爪ではない場所を狙ったはずなのに、皮膚が固く、刃が通らない。
このままでは押しつぶされると判断し、急いで剣を引いて、後方に避ける。
だが、反動で地面に転がってしまう。
なんとか、握った剣は放さない。
が、体勢の崩れたそこに、ヘルハウンドの第3撃目が来た。
まずい!?
必死に、体勢を立て直して後ろに跳ぶ。避けきれない。
ヘルハウンドの鋭い爪が、着ていた皮鎧の胸元に食い込んだ。
「!?」
それは、心臓を抉り取るような一撃だった。
死に物狂いで、顔面に剣の一撃を加えて、わずかに怯んだところで、一気に距離を取った。

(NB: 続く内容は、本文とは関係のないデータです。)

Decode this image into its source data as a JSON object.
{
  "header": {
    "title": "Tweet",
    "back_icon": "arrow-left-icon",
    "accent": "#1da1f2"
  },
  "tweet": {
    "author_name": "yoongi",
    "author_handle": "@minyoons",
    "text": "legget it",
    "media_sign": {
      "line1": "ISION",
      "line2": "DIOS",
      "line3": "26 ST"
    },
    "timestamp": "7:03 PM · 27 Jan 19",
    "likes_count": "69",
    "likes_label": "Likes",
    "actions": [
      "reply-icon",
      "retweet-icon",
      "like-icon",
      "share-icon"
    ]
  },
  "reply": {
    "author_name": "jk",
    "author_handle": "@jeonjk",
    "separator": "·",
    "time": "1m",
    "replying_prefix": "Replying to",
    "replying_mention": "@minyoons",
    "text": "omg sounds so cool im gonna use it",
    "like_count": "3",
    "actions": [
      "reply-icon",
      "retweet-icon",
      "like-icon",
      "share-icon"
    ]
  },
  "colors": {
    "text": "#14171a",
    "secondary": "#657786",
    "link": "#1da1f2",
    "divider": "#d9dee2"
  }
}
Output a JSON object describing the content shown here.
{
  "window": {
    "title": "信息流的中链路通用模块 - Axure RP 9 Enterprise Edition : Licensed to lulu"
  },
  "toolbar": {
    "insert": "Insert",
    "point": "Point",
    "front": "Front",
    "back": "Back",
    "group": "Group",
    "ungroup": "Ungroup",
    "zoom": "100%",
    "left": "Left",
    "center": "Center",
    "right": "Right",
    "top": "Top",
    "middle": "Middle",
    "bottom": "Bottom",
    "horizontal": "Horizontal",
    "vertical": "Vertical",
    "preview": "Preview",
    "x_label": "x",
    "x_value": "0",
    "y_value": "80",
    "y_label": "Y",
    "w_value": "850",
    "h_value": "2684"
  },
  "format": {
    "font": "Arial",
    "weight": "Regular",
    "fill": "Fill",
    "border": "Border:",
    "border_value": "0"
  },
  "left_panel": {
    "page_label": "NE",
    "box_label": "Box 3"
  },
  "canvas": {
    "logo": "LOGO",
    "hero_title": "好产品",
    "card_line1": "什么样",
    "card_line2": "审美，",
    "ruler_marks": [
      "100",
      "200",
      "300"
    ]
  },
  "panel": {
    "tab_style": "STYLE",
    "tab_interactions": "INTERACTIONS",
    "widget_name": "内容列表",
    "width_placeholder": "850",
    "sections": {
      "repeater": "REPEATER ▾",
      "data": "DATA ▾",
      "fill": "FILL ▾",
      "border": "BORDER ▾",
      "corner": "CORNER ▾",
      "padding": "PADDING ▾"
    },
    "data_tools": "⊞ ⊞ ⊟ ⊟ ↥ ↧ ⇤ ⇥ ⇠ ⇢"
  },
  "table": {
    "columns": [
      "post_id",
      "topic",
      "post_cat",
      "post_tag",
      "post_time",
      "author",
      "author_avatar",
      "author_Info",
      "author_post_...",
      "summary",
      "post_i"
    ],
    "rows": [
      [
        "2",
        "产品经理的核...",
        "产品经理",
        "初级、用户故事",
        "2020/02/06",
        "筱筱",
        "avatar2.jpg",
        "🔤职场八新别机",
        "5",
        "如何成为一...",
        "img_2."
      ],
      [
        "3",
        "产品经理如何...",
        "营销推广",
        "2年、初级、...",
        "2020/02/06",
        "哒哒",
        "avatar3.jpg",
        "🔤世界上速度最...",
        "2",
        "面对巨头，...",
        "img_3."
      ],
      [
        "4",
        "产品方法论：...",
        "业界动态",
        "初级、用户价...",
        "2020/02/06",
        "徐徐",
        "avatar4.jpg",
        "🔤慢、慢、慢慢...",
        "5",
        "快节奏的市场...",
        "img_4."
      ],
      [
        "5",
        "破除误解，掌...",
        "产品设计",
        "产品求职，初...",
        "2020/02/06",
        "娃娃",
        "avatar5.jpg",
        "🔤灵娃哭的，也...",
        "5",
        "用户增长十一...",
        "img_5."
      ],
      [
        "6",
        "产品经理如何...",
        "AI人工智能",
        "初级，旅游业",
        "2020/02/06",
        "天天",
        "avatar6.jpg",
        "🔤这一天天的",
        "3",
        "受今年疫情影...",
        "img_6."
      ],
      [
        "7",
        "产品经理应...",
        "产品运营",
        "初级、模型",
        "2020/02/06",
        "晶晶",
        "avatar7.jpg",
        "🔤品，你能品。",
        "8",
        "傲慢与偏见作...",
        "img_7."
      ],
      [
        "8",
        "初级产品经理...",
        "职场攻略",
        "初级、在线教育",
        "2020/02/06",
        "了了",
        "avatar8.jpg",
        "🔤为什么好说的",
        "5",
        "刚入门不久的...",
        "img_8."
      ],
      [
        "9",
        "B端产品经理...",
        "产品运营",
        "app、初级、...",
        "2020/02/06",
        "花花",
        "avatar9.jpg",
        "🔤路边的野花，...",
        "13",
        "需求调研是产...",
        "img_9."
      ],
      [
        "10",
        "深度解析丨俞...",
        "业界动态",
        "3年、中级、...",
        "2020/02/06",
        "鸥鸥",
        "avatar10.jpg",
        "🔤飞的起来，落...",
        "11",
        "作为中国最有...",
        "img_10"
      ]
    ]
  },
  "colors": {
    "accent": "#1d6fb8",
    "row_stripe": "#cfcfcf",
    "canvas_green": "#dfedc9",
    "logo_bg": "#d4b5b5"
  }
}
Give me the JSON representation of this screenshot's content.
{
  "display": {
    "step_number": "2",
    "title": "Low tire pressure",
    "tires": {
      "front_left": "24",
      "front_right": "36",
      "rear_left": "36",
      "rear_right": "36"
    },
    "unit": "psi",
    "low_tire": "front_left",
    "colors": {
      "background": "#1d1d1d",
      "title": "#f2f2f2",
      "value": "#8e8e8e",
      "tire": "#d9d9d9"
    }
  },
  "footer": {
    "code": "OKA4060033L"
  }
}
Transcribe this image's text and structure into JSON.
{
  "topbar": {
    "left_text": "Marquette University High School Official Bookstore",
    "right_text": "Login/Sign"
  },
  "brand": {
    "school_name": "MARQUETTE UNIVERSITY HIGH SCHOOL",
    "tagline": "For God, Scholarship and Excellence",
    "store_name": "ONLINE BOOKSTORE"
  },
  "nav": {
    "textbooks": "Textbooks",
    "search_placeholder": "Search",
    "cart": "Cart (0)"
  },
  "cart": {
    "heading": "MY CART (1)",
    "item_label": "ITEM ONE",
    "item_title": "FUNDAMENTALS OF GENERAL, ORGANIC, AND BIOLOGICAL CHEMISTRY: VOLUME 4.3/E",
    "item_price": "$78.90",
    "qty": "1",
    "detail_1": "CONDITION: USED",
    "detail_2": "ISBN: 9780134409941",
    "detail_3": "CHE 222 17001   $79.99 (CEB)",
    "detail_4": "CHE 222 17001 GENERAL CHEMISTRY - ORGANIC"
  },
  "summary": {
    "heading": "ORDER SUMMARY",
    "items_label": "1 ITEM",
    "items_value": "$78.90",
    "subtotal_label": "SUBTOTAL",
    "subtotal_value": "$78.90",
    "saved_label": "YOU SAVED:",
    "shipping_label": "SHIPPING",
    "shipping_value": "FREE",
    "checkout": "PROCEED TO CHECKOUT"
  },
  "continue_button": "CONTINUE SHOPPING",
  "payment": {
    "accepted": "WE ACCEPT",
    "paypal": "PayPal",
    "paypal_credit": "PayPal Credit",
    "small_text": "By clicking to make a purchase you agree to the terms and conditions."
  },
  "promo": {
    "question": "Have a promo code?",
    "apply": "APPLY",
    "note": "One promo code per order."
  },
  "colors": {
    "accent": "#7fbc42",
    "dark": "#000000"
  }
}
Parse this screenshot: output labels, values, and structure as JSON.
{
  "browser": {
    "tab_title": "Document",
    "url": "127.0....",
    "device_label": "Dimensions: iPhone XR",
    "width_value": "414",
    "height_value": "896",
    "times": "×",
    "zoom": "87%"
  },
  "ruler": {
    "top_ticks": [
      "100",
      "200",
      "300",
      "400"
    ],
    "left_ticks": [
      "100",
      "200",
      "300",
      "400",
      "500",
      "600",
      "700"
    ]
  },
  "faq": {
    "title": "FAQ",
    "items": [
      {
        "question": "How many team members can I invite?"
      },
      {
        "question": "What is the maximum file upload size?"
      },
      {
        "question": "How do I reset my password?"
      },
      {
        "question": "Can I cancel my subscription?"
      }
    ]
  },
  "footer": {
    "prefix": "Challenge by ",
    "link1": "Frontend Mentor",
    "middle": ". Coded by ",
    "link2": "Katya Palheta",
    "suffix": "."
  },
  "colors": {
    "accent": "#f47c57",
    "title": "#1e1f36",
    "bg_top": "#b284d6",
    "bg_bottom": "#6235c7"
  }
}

肩で息をしながら、胸元を確かめると、皮鎧が腰の辺りまで、完全に裂けていた。
即座に後ろに跳んだおかげか、辛うじて、傷は皮膚までは届いていない。
運が良かった。
第4撃目はすぐには来なかった。相手もこちらを睨んでいる。
今の自分では、とても勝てない。
それは理解できた。
だが、この獣と追いかけっこをして逃げ切れるだろうか?
獣の足は速い。とても、逃げ切れるとは思えなかった。
冷静に、手段を探している自分に少し驚く。
昔の自分なら、何も考えす背を向けて逃げただけだろう。